“I asked her what it was about, but she just muttered something about the essential terror of childhood and robots before bursting into tears.” (Photo credit: Wikipedia)
October is rapidly drawing to a close. I always know the end is near when my wedding anniversary passes; it’s the 17th, so after that the month becomes an overladen truck rapidly accelerating down a steep hill. Soon it will be November, which means NaNo time for a lot of people. Those of you who are embarking on that journey, I hope you’ve been doing your pre-work. At least, I hope that you have if you have any plans of finishing. Not to say that I don’t know people who’ve just winged the whole goddamned thing and finished, but they’re the exception, not the rule.
Anyway, if you’ve been a busy little writer bee*, you’ve been getting your literary ducks in a row**. You’ve been working on your characters and all the shit that’s going to happen to them. You’ve been laying up plot spackle against the days of the long dark word-storms. You’ve been getting prepared.
I respect that. So, I’m going to make this week’s challenge a short one. Just one sentence long, in fact.
…Those of you who are looking at the screen skeptically, well done. You passed your perception check. +2 to Spot Traps.
The sentence I want you to write for this Monday Challenge? Easy: write the high-concept tag line for your story.
Not sure what that is? It’s the single sentence that tells the reader, 1) what the story is about and 2) why the hell they should give a shit. It’s the line they put on a movie synopsis when it pops up on the TV guide. It’s the line you tell people when they ask what you’re working on.*** For example, the high-concept line for The Lord of the Rings might be: Frodo Baggins has one chance to destroy a terrible weapon before the world is plunged into war, but he must trade his comfortable life for a dangerous road from which he may not return. That’s three novels summed up, people. Sure, not all the detail makes it in, but it does represent the core conflict of the story: bravery versus cowardice, bold yet risky action versus safe but ultimately doomed inaction. All you want is enough plot to get it going, and enough of an emotional hook to get the audience hooked.
You might not think you’re ready for to write this yet; after all, the story hasn’t been written. But I posit this: if you can’t write that high-concept line yet, then you don’t know what the story is really about. And that’s a great path to the Quagmire of Aimlessness around the 10,000 word mark.
So devote some brain power to this single sentence. It might change as the story changes; they tend to evolve with the writing. But it’s the first stepping stone across the river. In other words, it’s a start.
*Kind of like a worker bee, except instead of making honey they sit in a corner of the hive listing to Pitchfork’s Top 100 and using two of their six legs to tell the story of the colony.
**I just made the mistake of looking that expression up on the internet.
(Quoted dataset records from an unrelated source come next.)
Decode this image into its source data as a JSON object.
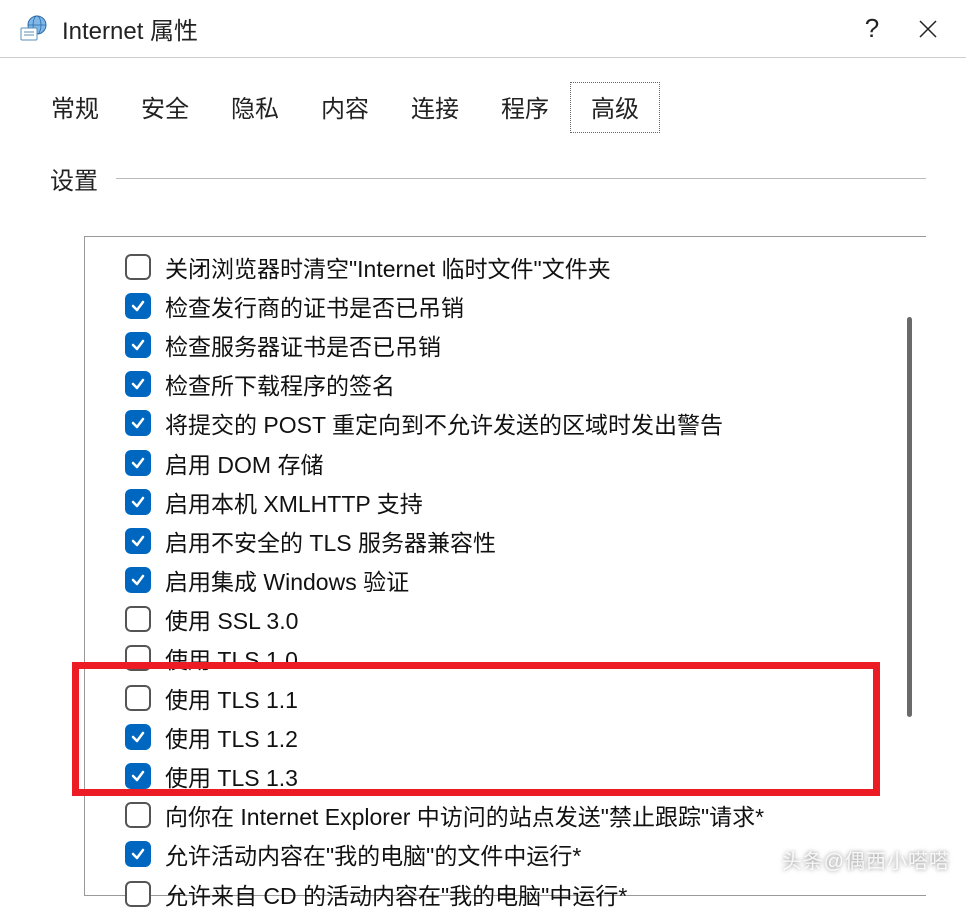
{
  "window": {
    "title": "Internet 属性",
    "help_label": "?",
    "close_label": "✕"
  },
  "tabs": [
    {
      "label": "常规"
    },
    {
      "label": "安全"
    },
    {
      "label": "隐私"
    },
    {
      "label": "内容"
    },
    {
      "label": "连接"
    },
    {
      "label": "程序"
    },
    {
      "label": "高级",
      "active": true
    }
  ],
  "section": {
    "title": "设置"
  },
  "items": [
    {
      "checked": false,
      "label": "关闭浏览器时清空\"Internet 临时文件\"文件夹"
    },
    {
      "checked": true,
      "label": "检查发行商的证书是否已吊销"
    },
    {
      "checked": true,
      "label": "检查服务器证书是否已吊销"
    },
    {
      "checked": true,
      "label": "检查所下载程序的签名"
    },
    {
      "checked": true,
      "label": "将提交的 POST 重定向到不允许发送的区域时发出警告"
    },
    {
      "checked": true,
      "label": "启用 DOM 存储"
    },
    {
      "checked": true,
      "label": "启用本机 XMLHTTP 支持"
    },
    {
      "checked": true,
      "label": "启用不安全的 TLS 服务器兼容性"
    },
    {
      "checked": true,
      "label": "启用集成 Windows 验证"
    },
    {
      "checked": false,
      "label": "使用 SSL 3.0"
    },
    {
      "checked": false,
      "label": "使用 TLS 1.0"
    },
    {
      "checked": false,
      "label": "使用 TLS 1.1"
    },
    {
      "checked": true,
      "label": "使用 TLS 1.2"
    },
    {
      "checked": true,
      "label": "使用 TLS 1.3"
    },
    {
      "checked": false,
      "label": "向你在 Internet Explorer 中访问的站点发送\"禁止跟踪\"请求*"
    },
    {
      "checked": true,
      "label": "允许活动内容在\"我的电脑\"的文件中运行*"
    },
    {
      "checked": false,
      "label": "允许来自 CD 的活动内容在\"我的电脑\"中运行*"
    }
  ],
  "watermark": "头条@偶西小嗒嗒"
}
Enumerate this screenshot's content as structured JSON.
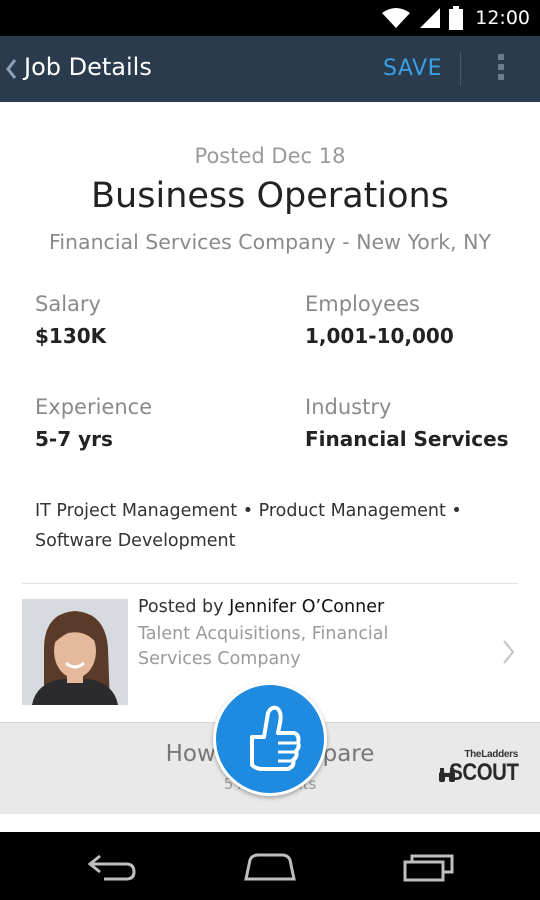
{
  "status_bar": {
    "time": "12:00",
    "icons": [
      "wifi-icon",
      "signal-icon",
      "battery-icon"
    ]
  },
  "action_bar": {
    "back_icon": "chevron-left-icon",
    "title": "Job Details",
    "save_label": "SAVE",
    "overflow_icon": "overflow-menu-icon"
  },
  "job": {
    "posted": "Posted Dec 18",
    "title": "Business Operations",
    "company_location": "Financial Services Company - New York, NY",
    "stats": {
      "salary_label": "Salary",
      "salary_value": "$130K",
      "employees_label": "Employees",
      "employees_value": "1,001-10,000",
      "experience_label": "Experience",
      "experience_value": "5-7 yrs",
      "industry_label": "Industry",
      "industry_value": "Financial Services"
    },
    "skills_line1": "IT Project Management • Product Management •",
    "skills_line2": "Software Development"
  },
  "poster": {
    "prefix": "Posted by ",
    "name": "Jennifer O’Conner",
    "role_line1": "Talent Acquisitions, Financial",
    "role_line2": "Services Company"
  },
  "compare": {
    "title": "How You Compare",
    "subtitle": "5 Applicants",
    "logo_small": "TheLadders",
    "logo_big": "SCOUT"
  },
  "nav_bar": {
    "icons": [
      "back-nav-icon",
      "home-nav-icon",
      "recents-nav-icon"
    ]
  },
  "colors": {
    "action_bar": "#2a3b4d",
    "accent": "#39a0e6",
    "thumb_button": "#1e8be0"
  }
}
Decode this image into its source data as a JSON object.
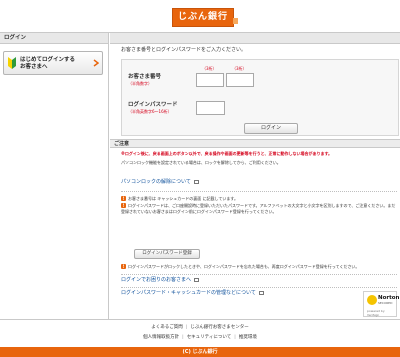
{
  "header": {
    "logo_text": "じぶん銀行"
  },
  "sidebar": {
    "title": "ログイン",
    "first_login_button": "はじめてログインする\nお客さまへ"
  },
  "main": {
    "instruction": "お客さま番号とログインパスワードをご入力ください。",
    "customer_number": {
      "label": "お客さま番号",
      "note": "（半角数字）",
      "caption_1": "（3桁）",
      "caption_2": "（3桁）"
    },
    "password": {
      "label": "ログインパスワード",
      "note": "（半角英数字6〜16桁）"
    },
    "login_button": "ログイン"
  },
  "notice": {
    "title": "ご注意",
    "warning": "※ログイン後に、戻る画面上のボタン以外で、戻る操作や画面の更新等を行うと、正常に動作しない場合があります。",
    "lock_info": "パソコンロック機能を設定されている場合は、ロックを解除してから、ご利用ください。",
    "pc_lock_link": "パソコンロックの解除について",
    "bullet1": "お客さま番号は キャッシュカードの裏面 に記載しています。",
    "bullet2": "ログインパスワードは、ご口座開設時に登録いただいたパスワードです。アルファベットの大文字と小文字を区別しますので、ご注意ください。まだ登録されていないお客さまはログイン前にログインパスワード登録を行ってください。",
    "pw_register_button": "ログインパスワード登録",
    "bullet3": "ログインパスワードがロックしたときや、ログインパスワードを忘れた場合も、再度ログインパスワード登録を行ってください。",
    "link_trouble": "ログインでお困りのお客さまへ",
    "link_manage": "ログインパスワード・キャッシュカードの管理などについて"
  },
  "badge": {
    "name": "Norton",
    "sub": "SECURED",
    "by": "powered by VeriSign"
  },
  "footer": {
    "faq": "よくあるご質問",
    "center": "じぶん銀行お客さまセンター",
    "privacy": "個人情報取扱方針",
    "security": "セキュリティについて",
    "env": "推奨環境",
    "copyright": "(C) じぶん銀行"
  },
  "colors": {
    "brand_orange": "#e8650d",
    "warning_red": "#d4001a",
    "link_blue": "#0b4e9a"
  }
}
I found no less than eight different explanations of the origins, along with the inevitable porn.
***You know, if you don’t want to take the traditional approach and give a rambling, twenty minute explanation that ends with a nervous laugh.
And because I should be putting up or shutting up, here’s the concept line for The Next Novel:
A former thief returns home and discovers she has one month to free her oldest friend from a terrible magical binding—or be forced to kill her.